Arithmetic mean (A.M) $=\dfrac{\text{sum of total observation}}{\text{Total no}\text{. of observation}}$
$\text{A}\text{.M}\text{.}=\dfrac{\text{sum of the squares of first n natural number}}{\text{Total no}\text{. of observation}}$
[As, the sum of the squares of first n natural number is $(S)=\dfrac{n(n+1)(2n+1)}{6}$ ]

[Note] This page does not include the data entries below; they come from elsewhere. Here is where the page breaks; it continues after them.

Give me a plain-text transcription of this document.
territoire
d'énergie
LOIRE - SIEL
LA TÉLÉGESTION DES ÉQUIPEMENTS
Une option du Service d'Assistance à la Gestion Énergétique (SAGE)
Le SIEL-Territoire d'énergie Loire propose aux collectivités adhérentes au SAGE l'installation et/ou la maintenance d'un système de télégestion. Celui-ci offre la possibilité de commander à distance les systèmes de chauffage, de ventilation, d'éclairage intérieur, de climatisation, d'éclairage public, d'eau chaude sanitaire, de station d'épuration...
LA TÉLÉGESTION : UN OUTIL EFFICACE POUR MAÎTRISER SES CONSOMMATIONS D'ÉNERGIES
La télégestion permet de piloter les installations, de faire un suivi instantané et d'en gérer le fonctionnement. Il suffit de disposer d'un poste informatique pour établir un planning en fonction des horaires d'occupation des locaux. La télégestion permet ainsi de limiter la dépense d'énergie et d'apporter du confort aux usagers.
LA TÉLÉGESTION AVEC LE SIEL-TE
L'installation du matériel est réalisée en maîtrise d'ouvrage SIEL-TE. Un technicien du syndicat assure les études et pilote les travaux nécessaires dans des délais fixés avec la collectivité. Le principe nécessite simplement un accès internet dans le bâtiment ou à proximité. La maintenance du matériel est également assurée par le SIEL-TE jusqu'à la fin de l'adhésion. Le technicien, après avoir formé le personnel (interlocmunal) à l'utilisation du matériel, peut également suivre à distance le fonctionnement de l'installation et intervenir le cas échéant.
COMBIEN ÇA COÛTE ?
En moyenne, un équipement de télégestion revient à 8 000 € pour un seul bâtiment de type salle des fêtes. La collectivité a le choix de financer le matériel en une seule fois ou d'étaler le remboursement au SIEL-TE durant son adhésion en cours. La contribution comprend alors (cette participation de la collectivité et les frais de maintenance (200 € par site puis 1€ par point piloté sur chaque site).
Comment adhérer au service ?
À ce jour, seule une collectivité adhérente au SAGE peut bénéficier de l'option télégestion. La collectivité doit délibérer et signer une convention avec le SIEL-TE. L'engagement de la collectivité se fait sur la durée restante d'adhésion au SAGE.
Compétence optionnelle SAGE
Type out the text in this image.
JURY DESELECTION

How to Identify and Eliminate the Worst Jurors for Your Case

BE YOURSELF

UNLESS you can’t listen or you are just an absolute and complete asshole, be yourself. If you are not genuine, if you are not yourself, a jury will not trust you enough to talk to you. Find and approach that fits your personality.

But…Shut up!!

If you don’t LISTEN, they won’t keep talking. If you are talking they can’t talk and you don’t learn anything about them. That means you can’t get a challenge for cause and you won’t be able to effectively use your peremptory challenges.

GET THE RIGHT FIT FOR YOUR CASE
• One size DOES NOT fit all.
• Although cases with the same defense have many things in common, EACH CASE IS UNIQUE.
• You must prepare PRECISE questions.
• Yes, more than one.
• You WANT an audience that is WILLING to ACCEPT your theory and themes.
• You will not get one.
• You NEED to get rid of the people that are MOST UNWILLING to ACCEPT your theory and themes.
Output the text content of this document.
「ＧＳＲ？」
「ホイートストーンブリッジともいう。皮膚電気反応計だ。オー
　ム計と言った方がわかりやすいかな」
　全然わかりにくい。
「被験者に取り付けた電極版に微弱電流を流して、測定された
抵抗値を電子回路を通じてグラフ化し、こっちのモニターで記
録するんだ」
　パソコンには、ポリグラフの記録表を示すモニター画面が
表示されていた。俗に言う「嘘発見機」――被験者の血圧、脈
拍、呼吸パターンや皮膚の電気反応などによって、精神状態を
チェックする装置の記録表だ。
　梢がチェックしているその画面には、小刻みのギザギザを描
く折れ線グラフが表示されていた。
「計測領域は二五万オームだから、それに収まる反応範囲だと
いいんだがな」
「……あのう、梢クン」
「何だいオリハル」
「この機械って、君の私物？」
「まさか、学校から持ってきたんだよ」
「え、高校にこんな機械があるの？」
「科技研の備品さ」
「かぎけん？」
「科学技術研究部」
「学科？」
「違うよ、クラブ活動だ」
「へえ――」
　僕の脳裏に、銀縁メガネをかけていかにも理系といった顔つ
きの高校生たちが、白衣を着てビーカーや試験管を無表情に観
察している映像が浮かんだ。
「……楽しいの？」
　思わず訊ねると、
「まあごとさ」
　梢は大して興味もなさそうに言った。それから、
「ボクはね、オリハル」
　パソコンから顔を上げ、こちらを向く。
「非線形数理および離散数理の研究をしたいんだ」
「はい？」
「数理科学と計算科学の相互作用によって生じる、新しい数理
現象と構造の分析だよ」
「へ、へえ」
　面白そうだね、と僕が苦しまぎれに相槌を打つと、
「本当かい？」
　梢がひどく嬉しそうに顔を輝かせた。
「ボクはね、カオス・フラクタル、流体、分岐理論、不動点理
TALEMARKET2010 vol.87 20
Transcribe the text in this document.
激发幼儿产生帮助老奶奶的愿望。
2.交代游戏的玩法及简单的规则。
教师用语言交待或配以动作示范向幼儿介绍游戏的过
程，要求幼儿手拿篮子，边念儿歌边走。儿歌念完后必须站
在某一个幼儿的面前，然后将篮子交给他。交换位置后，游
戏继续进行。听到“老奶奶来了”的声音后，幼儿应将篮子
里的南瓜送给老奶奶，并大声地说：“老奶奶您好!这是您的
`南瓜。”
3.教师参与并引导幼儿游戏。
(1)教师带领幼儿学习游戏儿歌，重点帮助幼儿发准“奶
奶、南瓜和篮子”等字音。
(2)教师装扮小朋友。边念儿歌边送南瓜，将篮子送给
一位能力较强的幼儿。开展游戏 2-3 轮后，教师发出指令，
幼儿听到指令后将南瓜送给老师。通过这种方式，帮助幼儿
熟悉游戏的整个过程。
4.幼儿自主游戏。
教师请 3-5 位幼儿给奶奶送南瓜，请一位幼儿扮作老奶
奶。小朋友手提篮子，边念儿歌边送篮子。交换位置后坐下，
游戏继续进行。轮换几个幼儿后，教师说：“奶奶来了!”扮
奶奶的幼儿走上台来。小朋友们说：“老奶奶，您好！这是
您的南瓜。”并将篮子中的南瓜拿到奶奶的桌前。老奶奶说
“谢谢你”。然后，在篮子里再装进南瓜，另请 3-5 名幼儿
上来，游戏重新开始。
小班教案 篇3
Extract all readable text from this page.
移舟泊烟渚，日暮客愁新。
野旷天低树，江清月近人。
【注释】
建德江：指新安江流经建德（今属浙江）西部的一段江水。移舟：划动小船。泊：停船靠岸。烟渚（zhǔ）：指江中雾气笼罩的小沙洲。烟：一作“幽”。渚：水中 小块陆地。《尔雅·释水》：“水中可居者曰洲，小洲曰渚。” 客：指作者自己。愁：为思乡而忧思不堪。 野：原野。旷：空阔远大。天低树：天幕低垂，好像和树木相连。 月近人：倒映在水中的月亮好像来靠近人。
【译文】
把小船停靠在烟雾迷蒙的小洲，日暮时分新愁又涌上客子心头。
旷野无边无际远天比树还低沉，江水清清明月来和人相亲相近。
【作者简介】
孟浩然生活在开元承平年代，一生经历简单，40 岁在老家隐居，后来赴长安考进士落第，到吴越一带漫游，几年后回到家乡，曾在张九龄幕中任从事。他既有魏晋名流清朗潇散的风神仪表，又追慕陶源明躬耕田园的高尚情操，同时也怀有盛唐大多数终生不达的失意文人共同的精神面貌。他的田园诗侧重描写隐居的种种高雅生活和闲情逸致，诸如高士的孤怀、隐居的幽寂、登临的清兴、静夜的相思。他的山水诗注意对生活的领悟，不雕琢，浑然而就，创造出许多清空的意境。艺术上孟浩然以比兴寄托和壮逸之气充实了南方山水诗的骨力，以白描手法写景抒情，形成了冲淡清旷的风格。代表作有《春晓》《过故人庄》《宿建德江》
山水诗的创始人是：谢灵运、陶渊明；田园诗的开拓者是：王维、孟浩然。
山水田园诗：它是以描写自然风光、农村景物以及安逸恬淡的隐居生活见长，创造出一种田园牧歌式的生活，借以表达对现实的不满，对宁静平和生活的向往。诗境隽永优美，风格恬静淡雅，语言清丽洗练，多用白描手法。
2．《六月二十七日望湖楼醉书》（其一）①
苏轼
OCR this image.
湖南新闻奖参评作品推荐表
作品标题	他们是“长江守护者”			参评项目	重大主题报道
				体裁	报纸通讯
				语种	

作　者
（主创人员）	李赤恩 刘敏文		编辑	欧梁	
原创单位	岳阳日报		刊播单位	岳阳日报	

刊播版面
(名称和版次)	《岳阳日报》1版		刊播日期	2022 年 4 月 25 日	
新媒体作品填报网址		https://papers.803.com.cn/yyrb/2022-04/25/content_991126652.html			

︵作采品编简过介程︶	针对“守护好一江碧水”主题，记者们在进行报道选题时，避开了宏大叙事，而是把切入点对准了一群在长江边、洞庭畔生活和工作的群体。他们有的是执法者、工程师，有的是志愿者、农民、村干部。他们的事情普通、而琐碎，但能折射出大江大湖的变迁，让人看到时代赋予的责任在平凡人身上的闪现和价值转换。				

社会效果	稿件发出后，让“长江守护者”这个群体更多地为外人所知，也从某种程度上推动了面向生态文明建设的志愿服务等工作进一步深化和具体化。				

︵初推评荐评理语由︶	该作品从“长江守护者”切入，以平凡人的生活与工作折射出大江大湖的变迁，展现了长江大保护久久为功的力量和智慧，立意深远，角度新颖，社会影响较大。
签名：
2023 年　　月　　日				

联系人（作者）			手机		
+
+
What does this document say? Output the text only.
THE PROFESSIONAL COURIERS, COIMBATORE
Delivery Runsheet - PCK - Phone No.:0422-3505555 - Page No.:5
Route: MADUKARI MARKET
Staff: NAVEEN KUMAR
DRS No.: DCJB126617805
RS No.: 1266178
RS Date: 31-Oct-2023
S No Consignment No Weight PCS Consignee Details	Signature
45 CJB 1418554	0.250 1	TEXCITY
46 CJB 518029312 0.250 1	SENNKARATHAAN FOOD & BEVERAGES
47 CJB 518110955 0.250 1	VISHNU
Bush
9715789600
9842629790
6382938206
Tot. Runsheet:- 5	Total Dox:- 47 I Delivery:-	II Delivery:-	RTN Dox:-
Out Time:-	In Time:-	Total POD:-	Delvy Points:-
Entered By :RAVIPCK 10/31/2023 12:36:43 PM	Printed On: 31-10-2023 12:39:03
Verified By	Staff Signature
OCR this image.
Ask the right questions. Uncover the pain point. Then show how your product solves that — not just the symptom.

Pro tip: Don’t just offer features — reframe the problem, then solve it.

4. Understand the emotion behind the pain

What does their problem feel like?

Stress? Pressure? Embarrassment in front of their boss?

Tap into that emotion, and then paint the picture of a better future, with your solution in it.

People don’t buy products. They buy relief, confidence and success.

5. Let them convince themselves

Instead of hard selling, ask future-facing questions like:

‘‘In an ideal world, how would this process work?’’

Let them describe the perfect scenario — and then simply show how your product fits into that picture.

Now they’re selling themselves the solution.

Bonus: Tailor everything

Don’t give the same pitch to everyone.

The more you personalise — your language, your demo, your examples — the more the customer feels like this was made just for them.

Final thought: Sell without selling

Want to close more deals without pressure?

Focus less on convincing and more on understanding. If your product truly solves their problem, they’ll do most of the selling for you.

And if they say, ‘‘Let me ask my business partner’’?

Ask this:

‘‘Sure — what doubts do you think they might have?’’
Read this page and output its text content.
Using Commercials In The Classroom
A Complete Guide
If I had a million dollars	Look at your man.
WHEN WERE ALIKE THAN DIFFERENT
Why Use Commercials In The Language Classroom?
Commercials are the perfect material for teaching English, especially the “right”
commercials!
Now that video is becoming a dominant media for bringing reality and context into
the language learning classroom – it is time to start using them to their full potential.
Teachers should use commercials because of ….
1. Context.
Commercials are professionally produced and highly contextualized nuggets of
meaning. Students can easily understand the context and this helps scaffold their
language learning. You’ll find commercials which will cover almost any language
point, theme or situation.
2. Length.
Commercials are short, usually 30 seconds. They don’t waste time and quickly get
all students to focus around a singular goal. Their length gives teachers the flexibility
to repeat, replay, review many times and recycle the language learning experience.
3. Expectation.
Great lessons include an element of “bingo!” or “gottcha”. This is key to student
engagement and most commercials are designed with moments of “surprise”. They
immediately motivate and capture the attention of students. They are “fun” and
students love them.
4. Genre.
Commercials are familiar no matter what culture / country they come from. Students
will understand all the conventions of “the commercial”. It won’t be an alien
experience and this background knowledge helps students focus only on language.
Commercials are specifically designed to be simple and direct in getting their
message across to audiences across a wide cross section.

n= Total no. of observation
Mean $=\dfrac{\mathop{1}^{2}+\mathop{2}^{2}+\mathop{3}^{2}+.........+\mathop{n}^{2}}{n}$
$\Rightarrow A.M=\dfrac{\sum{\mathop{n}^{2}}}{n}$
$\Rightarrow A.M=\dfrac{n(n+1)(2n+1)}{6\times n}$
$\Rightarrow A.M=\dfrac{(n+1)(2n+1)}{6}$
Hence option c is correct.

Note: We clear the arithmetic mean and the sum of squares of first n natural numbers to avoid any confusion regarding this.
First, we have to prove the sum of squares of the first n natural number, then with this help we calculate the arithmetic mean.